More generally, pooling HSUVs would be aided if there was a greater consistency of valuation methods between instruments. Where instruments adopt different descriptive systems, effort could still be made to generate a social tariff that adopts a standardised methodology. This would facilitate greater understanding of the source of differences between instruments.

The advantages of adopting a systematic review of utility values to populate economic models are clear—the adoption of a clear methodology to follow in terms of searching (see [32]) and transparent reporting of findings. This includes details of study characteristics that would allow modellers to select the most appropriate value [33] for both the main model and any sensitivity analysis. The advantage of including a meta-analysis or meta-regression is the use of all available good-quality evidence in generating the value to be used. Yet even with stricter inclusion criteria (excluding values that are not the appropriate utilities), we are still likely to be left with a considerable degree of heterogeneity across utility values. Higgins [34] has presented the case that in relation to study effect sizes ‘‘any amount of heterogeneity is acceptable, providing both that the predefined eligibility criteria for the meta-analysis are sound and that the data are correct.” (p. 1158). Where we are aiming to measure the same thing—the social value of a particular health state—we ought to be able to combine values. More work is required on understanding sources of variation in utility values, particularly, variation driven by differences in the descriptive system.
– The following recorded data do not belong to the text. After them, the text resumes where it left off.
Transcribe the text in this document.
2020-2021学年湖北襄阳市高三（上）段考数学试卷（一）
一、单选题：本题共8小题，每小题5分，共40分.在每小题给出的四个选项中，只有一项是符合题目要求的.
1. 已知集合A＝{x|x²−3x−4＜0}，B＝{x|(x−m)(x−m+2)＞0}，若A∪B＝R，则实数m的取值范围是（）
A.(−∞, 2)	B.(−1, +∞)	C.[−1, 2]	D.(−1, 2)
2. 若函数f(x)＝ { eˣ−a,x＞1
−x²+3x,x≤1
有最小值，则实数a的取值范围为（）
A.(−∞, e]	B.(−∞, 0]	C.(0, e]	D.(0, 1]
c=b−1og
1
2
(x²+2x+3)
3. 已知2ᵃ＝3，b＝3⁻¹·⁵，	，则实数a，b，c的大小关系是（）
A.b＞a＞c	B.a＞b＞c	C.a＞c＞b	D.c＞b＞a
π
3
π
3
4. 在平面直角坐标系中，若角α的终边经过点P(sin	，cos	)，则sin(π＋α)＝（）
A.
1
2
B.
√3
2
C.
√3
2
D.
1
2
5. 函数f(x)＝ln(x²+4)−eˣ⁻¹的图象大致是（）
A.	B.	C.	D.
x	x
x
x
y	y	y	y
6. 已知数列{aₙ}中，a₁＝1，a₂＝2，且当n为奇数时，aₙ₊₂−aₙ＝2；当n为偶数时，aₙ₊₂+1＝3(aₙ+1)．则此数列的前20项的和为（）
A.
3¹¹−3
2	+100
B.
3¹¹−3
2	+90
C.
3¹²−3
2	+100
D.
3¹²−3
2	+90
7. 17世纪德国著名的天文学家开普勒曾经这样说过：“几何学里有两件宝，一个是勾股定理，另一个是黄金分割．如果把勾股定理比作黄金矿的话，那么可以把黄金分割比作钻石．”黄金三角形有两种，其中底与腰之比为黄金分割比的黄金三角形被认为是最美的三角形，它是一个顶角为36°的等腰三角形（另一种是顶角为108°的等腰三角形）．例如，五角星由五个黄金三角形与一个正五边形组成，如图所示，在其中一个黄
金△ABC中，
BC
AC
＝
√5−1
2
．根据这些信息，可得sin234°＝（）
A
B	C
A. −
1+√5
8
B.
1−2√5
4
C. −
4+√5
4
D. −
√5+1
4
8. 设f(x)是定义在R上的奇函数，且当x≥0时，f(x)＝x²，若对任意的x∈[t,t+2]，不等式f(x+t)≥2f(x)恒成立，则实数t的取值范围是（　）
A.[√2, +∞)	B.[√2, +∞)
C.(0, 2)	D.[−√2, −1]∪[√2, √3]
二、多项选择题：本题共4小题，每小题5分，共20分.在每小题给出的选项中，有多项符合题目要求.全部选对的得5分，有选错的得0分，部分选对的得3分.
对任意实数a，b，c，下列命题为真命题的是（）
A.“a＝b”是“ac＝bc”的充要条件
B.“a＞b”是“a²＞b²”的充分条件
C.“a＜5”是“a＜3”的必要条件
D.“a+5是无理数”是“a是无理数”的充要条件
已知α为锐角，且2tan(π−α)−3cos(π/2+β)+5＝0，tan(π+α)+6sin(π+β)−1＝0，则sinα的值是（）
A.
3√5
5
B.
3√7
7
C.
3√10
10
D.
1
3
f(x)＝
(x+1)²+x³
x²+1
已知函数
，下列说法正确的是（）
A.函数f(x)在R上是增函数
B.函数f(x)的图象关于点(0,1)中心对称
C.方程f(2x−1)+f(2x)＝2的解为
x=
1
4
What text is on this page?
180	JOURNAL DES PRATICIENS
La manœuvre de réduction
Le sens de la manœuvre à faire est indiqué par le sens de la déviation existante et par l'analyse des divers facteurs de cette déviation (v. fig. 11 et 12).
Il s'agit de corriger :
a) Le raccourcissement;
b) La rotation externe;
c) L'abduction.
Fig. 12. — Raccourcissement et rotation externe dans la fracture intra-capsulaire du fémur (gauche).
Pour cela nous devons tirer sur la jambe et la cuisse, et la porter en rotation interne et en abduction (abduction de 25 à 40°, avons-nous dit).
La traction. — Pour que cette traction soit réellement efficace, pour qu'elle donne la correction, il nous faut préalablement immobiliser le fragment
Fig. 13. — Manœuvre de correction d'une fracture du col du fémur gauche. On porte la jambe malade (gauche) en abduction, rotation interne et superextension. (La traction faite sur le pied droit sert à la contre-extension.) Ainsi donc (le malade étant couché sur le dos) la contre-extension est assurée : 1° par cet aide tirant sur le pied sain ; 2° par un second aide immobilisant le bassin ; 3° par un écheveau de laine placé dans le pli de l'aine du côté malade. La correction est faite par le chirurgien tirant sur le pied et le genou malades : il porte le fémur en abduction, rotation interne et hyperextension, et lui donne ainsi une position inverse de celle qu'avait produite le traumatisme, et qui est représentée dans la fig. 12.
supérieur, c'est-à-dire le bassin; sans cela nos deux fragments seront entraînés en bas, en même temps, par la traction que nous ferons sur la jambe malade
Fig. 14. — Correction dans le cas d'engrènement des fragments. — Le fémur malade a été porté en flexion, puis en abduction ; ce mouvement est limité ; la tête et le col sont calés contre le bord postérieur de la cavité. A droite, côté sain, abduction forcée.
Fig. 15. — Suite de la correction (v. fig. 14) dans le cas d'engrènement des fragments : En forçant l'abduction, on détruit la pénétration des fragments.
For England and Wales, the current NICE methods guide states that when it is necessary to take HSUVs from the literature “the methods of identification of the data should be systematic and transparent. The justification for choosing a particular data set should be clearly explained. When more than one plausible set of EQ-5D data is available, sensitivity analyses should be carried out to show the impact of the alternative utility values” [16]. This does not then imply a requirement for meta-analysis on EQ-5D values at present. However, given the growing number of publications that incorporate meta-analysis or meta-regression of HSUVs, this guidance may change in the future.